Technically, no "DSP&S" services are required, because participation in DSP&S is voluntary on the part of each college. Colleges are governed by the Title 5 regulations regarding DSP&S only because they accept the DSP&S funds allocated to them every year. A college could refuse the DSP&S funds and not be subject to the requirements of Title 5 regarding DSP&S.
However, colleges are still subject to state and federal law regarding the civil rights of people with disabilities to be served in a non-discriminatory manner. State Government Code sections 11135-11139.5, Section 504 of the federal Rehabilitation Act and the federal American's with Disabilities Act all guarantee equal access to people with disabilities, and community colleges are subject to all of those laws.

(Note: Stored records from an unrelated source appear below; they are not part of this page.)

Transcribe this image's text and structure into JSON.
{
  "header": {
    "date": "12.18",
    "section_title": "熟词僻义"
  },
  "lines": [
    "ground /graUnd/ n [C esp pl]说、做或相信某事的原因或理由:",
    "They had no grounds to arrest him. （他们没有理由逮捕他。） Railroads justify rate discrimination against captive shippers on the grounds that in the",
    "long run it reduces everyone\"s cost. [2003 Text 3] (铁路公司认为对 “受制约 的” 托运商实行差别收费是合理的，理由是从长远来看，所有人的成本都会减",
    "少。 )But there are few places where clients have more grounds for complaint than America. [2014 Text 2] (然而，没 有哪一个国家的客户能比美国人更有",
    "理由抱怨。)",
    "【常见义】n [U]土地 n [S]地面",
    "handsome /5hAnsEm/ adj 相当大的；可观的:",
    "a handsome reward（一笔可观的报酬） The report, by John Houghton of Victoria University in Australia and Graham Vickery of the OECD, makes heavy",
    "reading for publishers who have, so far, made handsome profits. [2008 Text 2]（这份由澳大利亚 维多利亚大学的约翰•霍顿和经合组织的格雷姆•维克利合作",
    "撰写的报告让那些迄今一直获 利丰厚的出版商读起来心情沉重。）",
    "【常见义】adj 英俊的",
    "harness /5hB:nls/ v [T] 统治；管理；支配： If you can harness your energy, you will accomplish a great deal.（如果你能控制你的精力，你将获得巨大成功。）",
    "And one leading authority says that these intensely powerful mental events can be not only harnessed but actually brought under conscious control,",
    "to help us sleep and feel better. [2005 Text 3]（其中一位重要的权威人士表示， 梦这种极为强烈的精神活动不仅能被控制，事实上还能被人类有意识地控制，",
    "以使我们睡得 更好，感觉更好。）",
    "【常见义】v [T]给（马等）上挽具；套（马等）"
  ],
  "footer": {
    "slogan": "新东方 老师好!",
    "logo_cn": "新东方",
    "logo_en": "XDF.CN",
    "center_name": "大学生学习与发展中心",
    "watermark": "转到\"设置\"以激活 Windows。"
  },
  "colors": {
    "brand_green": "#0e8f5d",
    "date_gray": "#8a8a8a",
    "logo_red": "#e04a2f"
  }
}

Given all of that, the answer of what is "mandated" always depends on the disability-related educational limitation(s) of each individual student. You can never say that any specific type of service or accommodation is always "mandated", because there are some students with disabilities who won't need those services in order to receive equal access to the instruction, information, or programs offered by the college. For example, sign language interpreting for auditory information is a standard service that no one questions as an appropriate accommodation for people with disabilities. However, it is only "mandated" for those students, such as a deaf student, who cannot receive the information as it is originally presented unless they receive the accommodation of sign language interpreting. A student who is hard-of-hearing and can use an assisted listening device that provides the information as effectively as the sign language is not necessarily being denied a "mandated" service if the sign language interpreter is not also provided. There is a slightly different answer regarding some services typically provided by DSP&S programs, depending if the question being asked is whether a service is legally required versus a requirement of receiving DSP&S funding. Two services that come up in such questions are Learning Disability assessment and High Tech Center instruction. Neither of these services is specifically required by state or federal law or regulation to be provided by colleges to students with disabilities. However, California community colleges have received increased funding in the past to address the assessment of learning disabilities and instruction in assistive computer software. Additionally, based on a federal Department of Education, Office of Civil Rights review of the California community college system and subsequent resolution agreement with the Chancellor’s Office, alternate media services (Braille, etext, large print, captioning) were specifically funded. So, while there is no direct legal or regulatory requirement to provide those services, there is a system standard and general programmatic expectation that has developed regarding access for students to such services, and in the case of alternate media and agreement with the federal government that such services will be provided at a higher level than in the past.
The issue of what is "mandated" must always be addressed on an individual basis, and consultation with district legal staff and the Chancellor’s Office is recommended.